The Dragon’s Hearth: A Trilogy of Fire
- The Autistic Lens

- Sep 29
- 2 min read
Updated: Sep 30
Some poems arrive as fragments, but others arrive as seasons.
This one came in three. At the last section, is a blog post separate but connected, showing what love means to me beyond the fire and storm.
The first season was longing — To Be Wanted Back.
It was the porch light, the lighthouse, the bus seat left open. It was me saying: here is what wanting me looks like, here is what love should look like in return. It was hunger and grief without a funeral. The ache of being the one who always reaches.
The second season was cost — Ashes and Light.
That poem was written from blistered hands, from the nights when love feels less like oxygen and more like a furnace you can’t step away from. I admitted the hatred that grows in me for this heart that won’t stop burning, even when it sears me down to ash. It wasn’t a redemption story. It wasn’t triumph. It was a scarred truth: the fire keeps burning, even when I wish it wouldn’t.
And now the final season — embodiment — The Dragon’s Hearth.
This is the reveal. The keeper of the fire, the one who tended the porch light, the one who held open the cave, is dragon. Not separate from me, not a metaphor standing off to the side — but marrow and breath. I am dragonfire and scars, wings torn but still opening. I am the hearth that refuses to go dark. And if you come in from the storm, the fire will be waiting.
This trilogy isn’t about becoming invincible. It’s about telling the truth: that love is both infinite gift and infinite wound, that tending the fire costs me, and that I still choose it. Even when I want to bury the embers, the chest glows anyway. Even when I long for silence, the flame flickers on.
I end not in despair, not in triumph, but in glow:
embers breathing, the cave open, the dragon tending the hearth.

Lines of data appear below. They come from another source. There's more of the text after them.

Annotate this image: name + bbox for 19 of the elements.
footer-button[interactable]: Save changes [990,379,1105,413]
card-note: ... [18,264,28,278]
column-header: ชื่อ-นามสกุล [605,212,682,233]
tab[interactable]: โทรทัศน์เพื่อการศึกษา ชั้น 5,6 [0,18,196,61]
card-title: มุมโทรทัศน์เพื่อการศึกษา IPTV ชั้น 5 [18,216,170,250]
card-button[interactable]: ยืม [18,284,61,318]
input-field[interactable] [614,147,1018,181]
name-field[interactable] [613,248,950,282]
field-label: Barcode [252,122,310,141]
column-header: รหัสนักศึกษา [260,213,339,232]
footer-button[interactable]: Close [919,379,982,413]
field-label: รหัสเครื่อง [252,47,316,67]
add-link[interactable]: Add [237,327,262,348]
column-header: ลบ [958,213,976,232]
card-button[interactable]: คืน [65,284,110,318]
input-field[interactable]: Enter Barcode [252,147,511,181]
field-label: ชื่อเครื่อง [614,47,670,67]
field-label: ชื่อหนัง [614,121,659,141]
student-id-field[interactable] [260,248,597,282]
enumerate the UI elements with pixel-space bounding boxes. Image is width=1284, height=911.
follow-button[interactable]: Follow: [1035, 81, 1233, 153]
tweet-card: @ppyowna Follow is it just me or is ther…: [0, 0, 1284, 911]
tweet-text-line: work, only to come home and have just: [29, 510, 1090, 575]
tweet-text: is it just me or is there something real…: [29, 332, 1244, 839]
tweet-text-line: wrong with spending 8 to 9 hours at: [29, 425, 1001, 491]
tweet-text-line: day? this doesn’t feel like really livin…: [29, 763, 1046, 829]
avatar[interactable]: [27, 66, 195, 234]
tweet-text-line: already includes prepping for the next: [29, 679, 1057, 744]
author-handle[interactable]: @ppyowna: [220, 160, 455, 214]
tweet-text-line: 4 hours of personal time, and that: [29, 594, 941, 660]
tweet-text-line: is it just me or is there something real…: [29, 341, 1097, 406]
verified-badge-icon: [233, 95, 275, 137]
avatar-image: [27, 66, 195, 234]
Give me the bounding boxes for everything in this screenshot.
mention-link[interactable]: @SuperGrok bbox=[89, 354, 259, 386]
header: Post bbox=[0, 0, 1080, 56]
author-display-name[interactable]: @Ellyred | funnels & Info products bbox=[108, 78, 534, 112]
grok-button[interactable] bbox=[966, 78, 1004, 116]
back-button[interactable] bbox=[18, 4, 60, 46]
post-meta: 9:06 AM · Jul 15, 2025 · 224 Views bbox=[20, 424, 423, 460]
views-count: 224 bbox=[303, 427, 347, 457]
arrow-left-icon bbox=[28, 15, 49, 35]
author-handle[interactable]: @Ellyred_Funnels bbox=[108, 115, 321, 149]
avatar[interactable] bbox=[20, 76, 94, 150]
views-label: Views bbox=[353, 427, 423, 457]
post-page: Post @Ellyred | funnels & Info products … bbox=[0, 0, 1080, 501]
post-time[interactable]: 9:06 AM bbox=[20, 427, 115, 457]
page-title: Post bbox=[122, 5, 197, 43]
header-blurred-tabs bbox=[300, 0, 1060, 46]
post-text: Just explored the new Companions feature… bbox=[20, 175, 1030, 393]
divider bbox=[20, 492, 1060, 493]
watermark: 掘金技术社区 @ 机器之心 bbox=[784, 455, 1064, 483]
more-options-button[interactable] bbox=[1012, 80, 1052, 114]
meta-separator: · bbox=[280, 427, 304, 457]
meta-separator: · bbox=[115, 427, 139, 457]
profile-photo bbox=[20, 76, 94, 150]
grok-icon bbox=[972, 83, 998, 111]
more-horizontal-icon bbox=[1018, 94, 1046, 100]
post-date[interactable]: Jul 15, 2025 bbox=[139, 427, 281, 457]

If these poems are about the seasons of fire, then my blog entry The Myth of "The One" is the backdrop sky they burn against. That piece was me untangling the lie of “The One,” learning that love is less about perfection and more about persistence, presence, and choice. Where the poems trace the cost of tending the flame, The Myth of "The One" reminds me that the fire isn’t meant for just one person — it’s a hearth with space for many to sit beside it, and a greater look into what love is like for me when the storm isn't raging, and the fire welcomes you in.